Late 2016: Fighting for my Dream again
When I lived with Alex, I didn't talk about my fine art street photography once...for months. Depression takes away everything you love. It's atrocious, really.
Being a fine art street photographer for a living is impossible with no emotions. My art is driven by my passion for life and photography.
In order to get my feet back on the ground, I taught English to Chinese professionals and students online. Even though it was far from doing what I love most, it was great! I connected with hundreds of sweet people and quickly become one of the top tutors on the platform.
In order to pay off my debt that piled up during my depression, I needed to make more money. However, since I didn't feel my art at all, it's hard to live and promote it. Sales were at an all time low.
I worked as an image editor for a global corporation since the summer. Even though it was rather monotonous cubicle work, I didn't mind it at all. All I cared about was stabilizing my finances and mental health!
I'll never forget the moment when I felt and captured my eye, heart and soul again for the first time:
My life felt like I was in a boxing ring with the devil. As weak and worn out as I was, I hit as hard as I could.
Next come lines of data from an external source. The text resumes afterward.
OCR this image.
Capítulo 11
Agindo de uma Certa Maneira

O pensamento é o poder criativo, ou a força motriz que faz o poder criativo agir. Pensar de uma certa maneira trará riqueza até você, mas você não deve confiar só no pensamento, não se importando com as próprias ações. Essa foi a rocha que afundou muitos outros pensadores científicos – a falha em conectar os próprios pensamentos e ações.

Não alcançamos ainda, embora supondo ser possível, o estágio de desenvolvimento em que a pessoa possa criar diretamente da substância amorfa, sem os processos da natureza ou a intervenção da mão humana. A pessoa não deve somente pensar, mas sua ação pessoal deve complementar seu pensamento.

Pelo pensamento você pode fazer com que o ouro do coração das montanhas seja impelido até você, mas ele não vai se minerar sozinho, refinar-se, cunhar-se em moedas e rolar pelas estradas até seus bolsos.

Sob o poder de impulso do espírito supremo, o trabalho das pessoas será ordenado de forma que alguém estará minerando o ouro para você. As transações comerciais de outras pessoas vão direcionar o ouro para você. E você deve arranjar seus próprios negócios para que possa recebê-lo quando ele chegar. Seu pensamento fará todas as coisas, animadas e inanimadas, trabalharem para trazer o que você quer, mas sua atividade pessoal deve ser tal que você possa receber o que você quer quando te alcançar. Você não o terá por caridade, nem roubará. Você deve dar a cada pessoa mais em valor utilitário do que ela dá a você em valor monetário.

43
Although I lost my inner child and muse in January 2016, I fought like a maniac day in and day out to win them back.
Every day, I captured my commute in the little spare time I had left. With every little shot I fought against my inner devil! He tried to get to me by telling me over and over again that my dream is just an illusion:
"You'll never live life as a fine art street photographer, Marius! Look, you failed over and over again. I dragged you down to hell two times already. Don't you think it's time to finally give up?"
Somehow, the more he tried to drag me down, the harder I punched back. Every morning I woke up to fight for my dream. I took one shot after another till I landed my first brutal blow with an umbrella:
Although I started marketing my fine art street photos again, I didn't even care much about living off it. To me it was all about fighting for my inner child and fine art dream!
It felt fantastic to regain more and more of my creative power after such a long "injury lay-off".
One morning, I felt such a surreal and eerie atmosphere on my commute. I took a detour to capture it and see what I was made of!
I spent the next hour capturing golden moments around me that where dipped in deadly grey. There was so much beauty in this haunting winter morning!
As you can see, my hair was slightly frozen, my clothes were wet - but it all didn't matter, because my heart was on fire again!
For one year, the devil beat me up almost every day. He took away everything I loved, crushed my dreams and almost killed me...
...till I beat the living hell out of him that cold and misty December morning!
That morning, I produced my first album after one year! (I'm currently polishing the final touches)
Ever since that day, I've been more creative than ever. I unleashed even more of my eye, heart and soul!
My depression and anxiety disappeared almost completely towards the end of the year. I was healthy again after such a long battle in the ring of life.
That battle with my inner devil showed me how strong we are as human beings. No matter how hard life hits us, we are able to hit back even stronger!
It doesn't matter whether you lose it all - as long as you don't lose your faith to win it all back again!